The man on the heather reached out again for Modred's hand.
"The rough dog should have been born a woman," he said to him.
Modred laughed.
"There is a great heart under that hairy chest of yours."
The moist mutterings of the sea came up to them from the rocky shore beneath. Clouds in white masses pressed athwart the arch of day. Modred, seated on a boulder beside the bed, eyed the prostrate figure thereon with a gaunt and tender pity. He was a stark man and strenuous, yet warm of heart for all his bull's strength and steely sinew. Youth lay at his feet, thin and impotent, a white willow wand quivering beside a black and knotty oak.
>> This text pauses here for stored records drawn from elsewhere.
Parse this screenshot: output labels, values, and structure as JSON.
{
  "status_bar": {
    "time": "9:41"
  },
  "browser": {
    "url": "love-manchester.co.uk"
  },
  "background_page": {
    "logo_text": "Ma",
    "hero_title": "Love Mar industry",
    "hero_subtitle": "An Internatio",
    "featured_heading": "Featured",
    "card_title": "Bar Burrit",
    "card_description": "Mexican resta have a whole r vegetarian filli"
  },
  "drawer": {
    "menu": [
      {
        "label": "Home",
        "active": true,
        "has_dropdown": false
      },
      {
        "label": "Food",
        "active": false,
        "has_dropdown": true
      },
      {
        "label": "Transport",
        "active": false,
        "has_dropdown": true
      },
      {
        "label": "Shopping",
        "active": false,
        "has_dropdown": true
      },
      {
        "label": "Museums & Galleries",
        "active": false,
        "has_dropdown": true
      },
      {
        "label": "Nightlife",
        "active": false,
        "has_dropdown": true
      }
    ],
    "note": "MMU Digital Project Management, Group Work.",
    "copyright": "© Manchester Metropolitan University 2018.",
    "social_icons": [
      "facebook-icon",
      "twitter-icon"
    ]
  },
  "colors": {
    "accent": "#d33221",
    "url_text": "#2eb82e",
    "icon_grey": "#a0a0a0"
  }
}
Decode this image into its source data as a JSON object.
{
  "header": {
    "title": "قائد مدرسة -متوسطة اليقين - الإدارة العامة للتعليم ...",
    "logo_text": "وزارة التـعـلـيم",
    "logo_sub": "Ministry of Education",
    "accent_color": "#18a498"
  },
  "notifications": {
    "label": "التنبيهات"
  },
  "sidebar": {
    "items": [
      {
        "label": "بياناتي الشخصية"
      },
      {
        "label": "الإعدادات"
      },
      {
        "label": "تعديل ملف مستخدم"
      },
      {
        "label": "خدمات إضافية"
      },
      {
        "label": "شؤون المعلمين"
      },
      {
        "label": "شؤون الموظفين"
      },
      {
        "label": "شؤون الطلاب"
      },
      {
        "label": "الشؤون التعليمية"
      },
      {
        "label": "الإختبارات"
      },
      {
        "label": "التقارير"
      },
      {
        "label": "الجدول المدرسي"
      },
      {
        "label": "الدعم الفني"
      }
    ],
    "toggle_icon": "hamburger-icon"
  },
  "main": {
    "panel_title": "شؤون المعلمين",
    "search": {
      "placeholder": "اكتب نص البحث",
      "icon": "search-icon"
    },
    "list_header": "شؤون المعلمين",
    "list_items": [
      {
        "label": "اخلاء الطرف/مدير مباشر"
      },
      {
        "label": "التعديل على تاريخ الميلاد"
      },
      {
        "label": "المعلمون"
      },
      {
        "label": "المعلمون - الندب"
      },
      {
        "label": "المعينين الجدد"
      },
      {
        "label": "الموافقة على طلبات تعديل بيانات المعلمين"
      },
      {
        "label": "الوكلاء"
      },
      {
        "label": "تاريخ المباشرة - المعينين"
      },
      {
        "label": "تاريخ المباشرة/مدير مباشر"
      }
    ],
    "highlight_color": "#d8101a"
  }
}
Modred rose up and stood by the opening of the cave, his broad shoulders well-nigh filling the entry as he looked out over the sea. Far over the amethystine waters, a hundred pearl-white sails glimmered beyond the cliffs of Gambrevault. The sun smote on gilded prow and blazoned bulwark, and upon a thousand streamers tonguing to the breeze.
Modred stretched out his great arms and smiled, a grim shimmer of joy over his ruffian's face. Standing at the mouth of the cave, he began to speak to the man couched in the inner gloom.
"Yonder, beyond Gambrevault," he said, "I see a hundred sails treading towards us over the sea. They are the King's ships: God cherish them; their bulwarks gleam in the sun."
Flavian twisted restlessly amid the heather.